These notes may be too condensed to be of use to you but they are free. The first 3 pages of text give a complete summary of the whole elementary theory of linear transformations and their canonical forms, such as Jordan and rational canonical form, plus the basic spectral theorems. Those 3 pages are necessarily quite dense since they sumamrize the content of books of some 300-400 pages, but you might benefit from reading them several times. In particular they make the observation, not always made clear in books, that diagonalizing matrices, although handy theoretically, is usually not feasible in practice, even in cases where it is theoretically possible. In particular the step of factorizing the characteristic polynomial, in the process of attempted diagonalization, is not actually feasible for most matrices. The moral is that for many applied purposes, methods of approximation should be learned as well. Those methods are not treated here however in this more theoretical essay.
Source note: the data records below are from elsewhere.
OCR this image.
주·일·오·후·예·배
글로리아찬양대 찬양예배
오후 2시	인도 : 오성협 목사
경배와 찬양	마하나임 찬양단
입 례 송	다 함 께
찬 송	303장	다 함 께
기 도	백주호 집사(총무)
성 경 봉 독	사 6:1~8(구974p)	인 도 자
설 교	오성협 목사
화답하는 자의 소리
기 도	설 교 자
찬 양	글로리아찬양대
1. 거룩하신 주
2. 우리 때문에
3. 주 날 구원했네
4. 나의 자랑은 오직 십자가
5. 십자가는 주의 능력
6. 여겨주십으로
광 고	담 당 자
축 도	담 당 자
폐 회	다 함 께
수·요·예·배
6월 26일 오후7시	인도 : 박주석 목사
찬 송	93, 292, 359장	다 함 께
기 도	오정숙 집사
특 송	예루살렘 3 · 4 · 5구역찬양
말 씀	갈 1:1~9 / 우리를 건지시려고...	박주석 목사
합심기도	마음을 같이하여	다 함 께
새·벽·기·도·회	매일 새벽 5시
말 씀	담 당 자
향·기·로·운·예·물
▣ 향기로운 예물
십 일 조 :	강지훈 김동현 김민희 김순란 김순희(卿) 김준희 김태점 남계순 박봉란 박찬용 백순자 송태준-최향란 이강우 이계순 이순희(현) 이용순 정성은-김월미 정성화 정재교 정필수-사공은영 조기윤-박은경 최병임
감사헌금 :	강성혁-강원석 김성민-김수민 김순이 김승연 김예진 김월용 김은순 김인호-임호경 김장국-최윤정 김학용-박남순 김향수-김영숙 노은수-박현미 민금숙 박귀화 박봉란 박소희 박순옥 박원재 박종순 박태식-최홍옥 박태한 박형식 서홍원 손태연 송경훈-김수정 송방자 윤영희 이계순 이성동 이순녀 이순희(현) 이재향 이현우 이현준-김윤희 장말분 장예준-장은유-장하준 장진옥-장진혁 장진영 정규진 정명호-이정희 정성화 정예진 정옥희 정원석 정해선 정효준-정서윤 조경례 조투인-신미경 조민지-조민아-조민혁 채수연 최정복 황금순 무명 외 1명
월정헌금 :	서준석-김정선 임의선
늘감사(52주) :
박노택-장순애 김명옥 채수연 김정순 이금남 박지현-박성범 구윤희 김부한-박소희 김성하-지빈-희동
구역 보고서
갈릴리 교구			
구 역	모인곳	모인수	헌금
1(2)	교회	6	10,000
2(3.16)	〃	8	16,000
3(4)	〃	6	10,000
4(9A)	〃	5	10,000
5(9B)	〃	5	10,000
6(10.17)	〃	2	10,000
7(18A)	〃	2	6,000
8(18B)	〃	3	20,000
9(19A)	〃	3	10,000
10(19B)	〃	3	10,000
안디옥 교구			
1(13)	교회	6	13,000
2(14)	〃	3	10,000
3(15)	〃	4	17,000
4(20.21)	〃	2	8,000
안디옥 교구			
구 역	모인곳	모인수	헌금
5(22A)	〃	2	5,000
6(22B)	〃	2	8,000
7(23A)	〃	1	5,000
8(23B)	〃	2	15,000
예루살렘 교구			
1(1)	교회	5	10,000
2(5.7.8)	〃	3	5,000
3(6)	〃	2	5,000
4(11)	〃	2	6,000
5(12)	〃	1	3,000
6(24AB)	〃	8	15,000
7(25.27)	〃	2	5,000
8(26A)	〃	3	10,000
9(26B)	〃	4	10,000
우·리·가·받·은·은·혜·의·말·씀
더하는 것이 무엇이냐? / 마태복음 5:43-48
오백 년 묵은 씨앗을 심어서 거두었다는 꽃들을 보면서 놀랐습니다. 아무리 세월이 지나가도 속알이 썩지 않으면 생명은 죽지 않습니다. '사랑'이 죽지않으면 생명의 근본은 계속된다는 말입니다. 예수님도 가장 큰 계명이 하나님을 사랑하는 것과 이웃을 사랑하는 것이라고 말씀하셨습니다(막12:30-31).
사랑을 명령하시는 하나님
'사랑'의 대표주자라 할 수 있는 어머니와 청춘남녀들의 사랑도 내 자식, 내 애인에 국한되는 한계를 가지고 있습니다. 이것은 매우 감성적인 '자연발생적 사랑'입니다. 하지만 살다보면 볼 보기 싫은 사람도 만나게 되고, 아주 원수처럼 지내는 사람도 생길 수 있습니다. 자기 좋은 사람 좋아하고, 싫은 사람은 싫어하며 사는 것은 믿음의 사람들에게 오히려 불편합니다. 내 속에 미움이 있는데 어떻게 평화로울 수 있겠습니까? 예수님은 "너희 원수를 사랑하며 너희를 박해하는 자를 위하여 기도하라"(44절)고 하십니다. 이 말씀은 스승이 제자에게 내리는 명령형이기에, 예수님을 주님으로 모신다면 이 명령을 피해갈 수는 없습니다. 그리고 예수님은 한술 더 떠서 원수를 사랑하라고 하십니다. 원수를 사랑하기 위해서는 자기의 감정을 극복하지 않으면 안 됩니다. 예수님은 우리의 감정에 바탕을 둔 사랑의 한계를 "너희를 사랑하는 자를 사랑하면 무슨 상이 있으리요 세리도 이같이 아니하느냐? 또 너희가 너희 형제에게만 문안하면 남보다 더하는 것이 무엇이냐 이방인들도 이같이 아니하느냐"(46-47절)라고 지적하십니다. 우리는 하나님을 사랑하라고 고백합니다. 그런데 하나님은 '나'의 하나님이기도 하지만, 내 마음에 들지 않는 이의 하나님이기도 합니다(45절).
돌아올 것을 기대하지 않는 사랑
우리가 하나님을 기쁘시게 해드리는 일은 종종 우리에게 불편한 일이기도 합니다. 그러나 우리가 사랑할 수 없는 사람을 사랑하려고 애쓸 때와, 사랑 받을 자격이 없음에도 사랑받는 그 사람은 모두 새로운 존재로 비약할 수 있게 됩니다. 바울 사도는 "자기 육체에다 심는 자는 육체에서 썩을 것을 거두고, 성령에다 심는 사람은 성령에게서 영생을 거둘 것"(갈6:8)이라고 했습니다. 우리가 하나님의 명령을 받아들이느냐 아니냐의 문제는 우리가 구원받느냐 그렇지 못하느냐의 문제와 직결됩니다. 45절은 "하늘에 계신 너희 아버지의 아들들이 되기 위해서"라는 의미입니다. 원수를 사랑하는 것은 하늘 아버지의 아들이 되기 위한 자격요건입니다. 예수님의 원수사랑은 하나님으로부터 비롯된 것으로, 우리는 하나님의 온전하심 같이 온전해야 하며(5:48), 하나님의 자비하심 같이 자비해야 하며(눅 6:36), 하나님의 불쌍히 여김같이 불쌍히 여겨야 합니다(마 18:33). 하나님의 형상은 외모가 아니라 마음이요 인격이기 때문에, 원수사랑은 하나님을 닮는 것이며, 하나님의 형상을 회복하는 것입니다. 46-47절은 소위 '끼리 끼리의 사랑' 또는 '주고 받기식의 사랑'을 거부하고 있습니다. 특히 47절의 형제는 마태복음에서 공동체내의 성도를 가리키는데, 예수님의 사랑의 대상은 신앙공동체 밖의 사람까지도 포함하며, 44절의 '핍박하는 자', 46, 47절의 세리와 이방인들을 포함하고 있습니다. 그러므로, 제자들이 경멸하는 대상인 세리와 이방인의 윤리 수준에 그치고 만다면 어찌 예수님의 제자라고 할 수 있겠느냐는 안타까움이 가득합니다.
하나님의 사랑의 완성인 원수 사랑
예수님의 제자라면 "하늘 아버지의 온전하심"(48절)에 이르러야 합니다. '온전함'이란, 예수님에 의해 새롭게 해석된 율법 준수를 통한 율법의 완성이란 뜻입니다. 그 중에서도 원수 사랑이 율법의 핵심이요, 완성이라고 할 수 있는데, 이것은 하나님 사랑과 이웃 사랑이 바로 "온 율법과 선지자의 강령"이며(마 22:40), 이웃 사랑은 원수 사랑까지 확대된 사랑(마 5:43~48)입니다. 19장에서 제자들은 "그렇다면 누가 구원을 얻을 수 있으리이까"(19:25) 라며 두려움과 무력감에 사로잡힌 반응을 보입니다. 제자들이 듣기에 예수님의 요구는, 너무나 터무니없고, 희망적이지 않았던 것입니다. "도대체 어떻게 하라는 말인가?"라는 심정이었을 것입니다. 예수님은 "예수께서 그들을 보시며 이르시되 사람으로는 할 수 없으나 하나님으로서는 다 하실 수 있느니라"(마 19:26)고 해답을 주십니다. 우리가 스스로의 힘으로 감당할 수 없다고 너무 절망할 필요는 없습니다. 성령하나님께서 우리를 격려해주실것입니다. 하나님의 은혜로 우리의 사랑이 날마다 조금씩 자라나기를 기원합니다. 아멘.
However, it is made clear exactly which calculations are feasible "by hand", and which ones are not. E.g. it is quite feasible to compute both the characteristic and minimal polynomials for any matrix, as well as the invariant factors and the rational canonical form, although not the Jordan [or diagonal] form in general.
http://alpha.math.uga.edu/%7Eroy/laprimexp.pdf
as far as recommendations go, I second most of Buffu's suggestions, especially Sergei Treil's LA Done wrong.